During its observations, the telescope will create a catalog of 1.5 billion galaxies and the stars they contain, providing astronomers with a treasure trove of data including the shape of each galaxy, its mass, and the number of stars being created as it goes on. anus. Euclid’s ability to see in near-infrared light could also reveal objects never before seen in our own Milky Way, such as brown dwarfs and ultracool stars.
a dynamic duo
In May 2027, the Nancy Grace Roman Telescope will join Euclid in its orbit. The two missions will overlap in their study of cosmic acceleration, as both will create three-dimensional maps of the universe.
“Twenty-five years after its discovery, the accelerating expansion of the universe remains one of the most pressing mysteries in astrophysics,” Jason Rhodes, a research scientist at NASA’s Jet Propulsion Laboratory in Pasadena, California, said in a statement.
“With these new telescopes, we will measure dark energy in different ways and with much more precision than ever before, ushering in a new era of exploration of this mystery,” said Rhodes, Roman’s associate project scientist and Euclid’s chief scientist at USA.

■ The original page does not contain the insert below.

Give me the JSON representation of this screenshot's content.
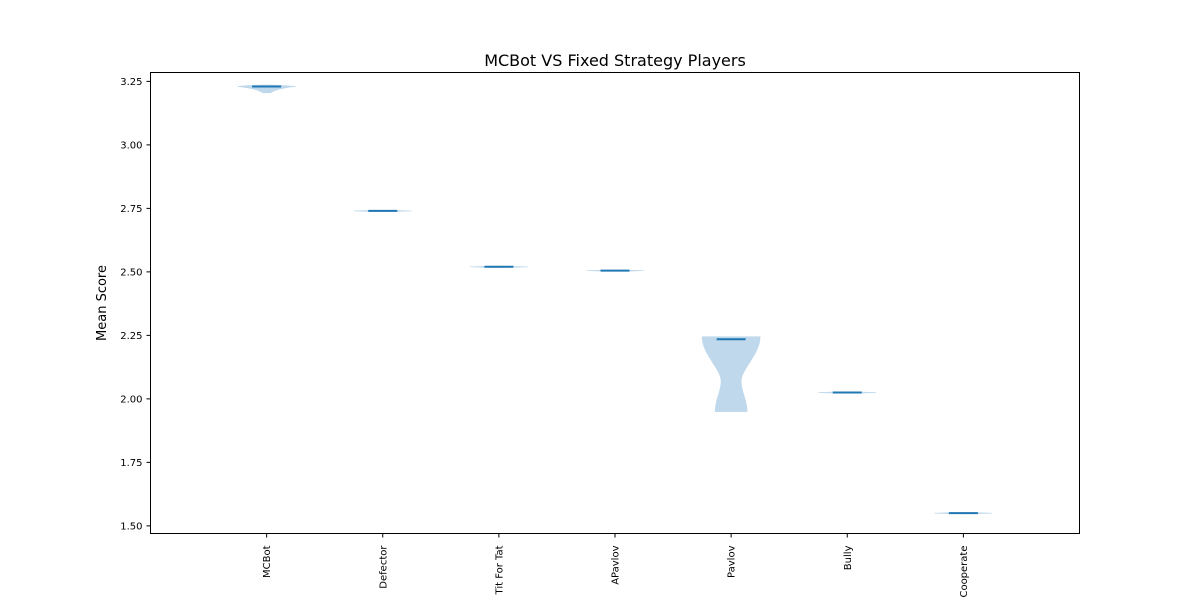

Roman will study one twentieth of the sky in infrared light, allowing for greater depth and precision. The Roman telescope will go back to the time when the universe was only 2 billion years old by detecting galaxies fainter than Euclid can see.
Roman will also be able to hunt for planets not attached to stars, search for exoplanets in our galaxy, and study objects located on the outskirts of our solar system.
“Together, Euclid and Roman will be much more than the sum of their parts,” Yun Wang, a principal investigator at the California Institute of Technology, said in a statement. “The combination of their observations will give astronomers a better idea of what is really going on in the universe.”